Toutes ces questions ont pourtant un point commun. Elles nous ramènent, bien évidemment, à une bonne gestion des sols. Mais est-ce que la stratégie de fertilisation choisie est adaptée aux objectifs fixés ?

Quelle analyse de sol choisir ?

Comme rien ne se créé et tout se transforme, il est important de partir du postulat que les éléments minéraux doivent être présents dans le sol. Une analyse est donc un outil intéressant pour déterminer leurs niveaux de présence. Par contre, le type d’analyse doit être choisi en fonction de ses objectifs. En effet, selon la méthode d’extraction, le résultat ne sera pas le même. Le choix de l’extractant est donc déterminant pour comprendre la fraction du sol extraite et l’interprétation de la solubilité des éléments qui en résulte.

  • Une analyse « classique » réalisée à l’acétate d’ammonium ou Mehlich-3 d’une analyse Kinsey Albrecht, nous indique la quantité d’éléments présents sur la CEC (Capacité d’Échange Cationique). Ces minéraux peuvent être présents dans notre sol mais la solubilité n’est pas certaine.
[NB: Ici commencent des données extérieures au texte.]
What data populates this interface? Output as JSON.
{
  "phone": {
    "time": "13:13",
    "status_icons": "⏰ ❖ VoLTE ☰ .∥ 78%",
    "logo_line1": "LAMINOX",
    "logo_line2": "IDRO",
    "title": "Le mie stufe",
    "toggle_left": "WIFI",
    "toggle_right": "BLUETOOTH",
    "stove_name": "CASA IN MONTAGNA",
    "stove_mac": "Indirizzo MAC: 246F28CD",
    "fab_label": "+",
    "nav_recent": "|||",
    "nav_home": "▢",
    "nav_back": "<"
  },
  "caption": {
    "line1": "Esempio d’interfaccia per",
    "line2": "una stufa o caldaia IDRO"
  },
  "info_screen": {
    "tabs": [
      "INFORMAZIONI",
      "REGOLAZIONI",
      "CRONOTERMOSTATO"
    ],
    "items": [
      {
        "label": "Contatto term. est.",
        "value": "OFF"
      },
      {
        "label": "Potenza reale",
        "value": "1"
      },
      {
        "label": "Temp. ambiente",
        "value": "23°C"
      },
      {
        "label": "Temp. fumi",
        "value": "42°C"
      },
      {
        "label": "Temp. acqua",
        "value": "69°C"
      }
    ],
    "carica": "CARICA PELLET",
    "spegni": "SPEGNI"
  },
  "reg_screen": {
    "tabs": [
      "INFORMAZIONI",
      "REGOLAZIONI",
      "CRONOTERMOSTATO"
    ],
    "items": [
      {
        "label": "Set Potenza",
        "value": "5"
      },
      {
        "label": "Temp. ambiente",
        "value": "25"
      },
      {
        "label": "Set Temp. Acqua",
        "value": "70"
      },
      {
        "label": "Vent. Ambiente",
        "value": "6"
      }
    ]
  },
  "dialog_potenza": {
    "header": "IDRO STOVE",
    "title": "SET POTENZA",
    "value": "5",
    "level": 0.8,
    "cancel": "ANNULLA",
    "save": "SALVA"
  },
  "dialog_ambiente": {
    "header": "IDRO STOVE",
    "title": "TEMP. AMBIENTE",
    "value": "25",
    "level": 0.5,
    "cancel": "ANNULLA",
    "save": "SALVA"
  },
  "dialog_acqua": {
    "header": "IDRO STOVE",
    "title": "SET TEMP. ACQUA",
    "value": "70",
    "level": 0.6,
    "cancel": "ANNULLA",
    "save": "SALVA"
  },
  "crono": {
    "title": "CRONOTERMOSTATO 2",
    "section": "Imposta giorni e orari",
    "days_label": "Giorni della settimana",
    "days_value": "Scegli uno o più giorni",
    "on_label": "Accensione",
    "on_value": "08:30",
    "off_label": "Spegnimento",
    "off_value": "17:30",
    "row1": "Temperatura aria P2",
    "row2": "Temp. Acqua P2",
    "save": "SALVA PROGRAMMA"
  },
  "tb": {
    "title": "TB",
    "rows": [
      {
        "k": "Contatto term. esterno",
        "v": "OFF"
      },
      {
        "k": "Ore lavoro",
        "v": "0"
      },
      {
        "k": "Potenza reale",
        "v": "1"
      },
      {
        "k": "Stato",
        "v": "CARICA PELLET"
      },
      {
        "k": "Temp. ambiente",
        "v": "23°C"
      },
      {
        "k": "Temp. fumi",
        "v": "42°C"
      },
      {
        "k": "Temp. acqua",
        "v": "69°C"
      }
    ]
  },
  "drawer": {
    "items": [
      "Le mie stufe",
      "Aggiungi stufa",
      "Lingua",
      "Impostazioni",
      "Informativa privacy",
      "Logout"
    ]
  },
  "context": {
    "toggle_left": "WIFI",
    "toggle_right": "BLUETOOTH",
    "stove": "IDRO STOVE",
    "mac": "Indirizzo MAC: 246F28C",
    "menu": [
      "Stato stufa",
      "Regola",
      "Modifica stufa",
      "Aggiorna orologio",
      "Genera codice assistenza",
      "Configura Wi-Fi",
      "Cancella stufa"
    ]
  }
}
C’est-à-dire que nous ne sommes pas sûrs que la plante peut assimiler tout de suite le calcium, le potassium, le magnésium, le zinc, le cuivre (…) mesurés par l’analyse. Cet angle est cependant intéressant pour détecter les déséquilibres et les corriger. En revanche, il est indispensable de mettre en place une stratégie pour assurer la solubilisation des éléments nutritifs et ainsi la nutrition des cultures et des couverts.
  • Des analyses de sol armées d’acides plus forts (aquarégia) permettent de visualiser les réserves du sol à long terme. Ce regard aide à gérer des stratégies d’amendements pour assurer des stocks d’éléments cohérents avec les équilibres. C’est-à-dire qu’un sol peut avoir une bonne saturation en calcium sur la CEC mais peut avoir une faible réserve en calcium. C’est par exemple le cas des sols du bassin armoricain. Les apports d’engrais de ferme des systèmes de polyculture élevage maintiennent du calcium sur la CEC mais les sols sont naturellement pauvres en calcium. Des apports de carbonate de calcium permettent de neutraliser l’acidité de réserve forte et les risques de toxicité aluminique.
  • Les analyses avec des acides faibles tels que H3A des Haney test (acides citrique, malique et oxalique), H 2 O pur ou saturée en CO 2 qui ont pour objectif d’imiter les exsudats racinaires et faire ressortir les éléments directement assimilables. Pour une interprétation fine, ce type d’analyse de sols doit être réalisé plusieurs fois dans la saison afin de comprendre la disponibilité des éléments à un instant précis. Si une seule analyse est réalisée en hiver ou en été par exemple, la solubilité n’est souvent pas représentative de toute la saison de croissance. De plus si un élément n’est pas présent en quantité suffisante avec ce mode d’extraction, il reste difficile de déterminer s’il s’agit d’un manque de réserve dans le sol ou uniquement d’un problème de solubilisation.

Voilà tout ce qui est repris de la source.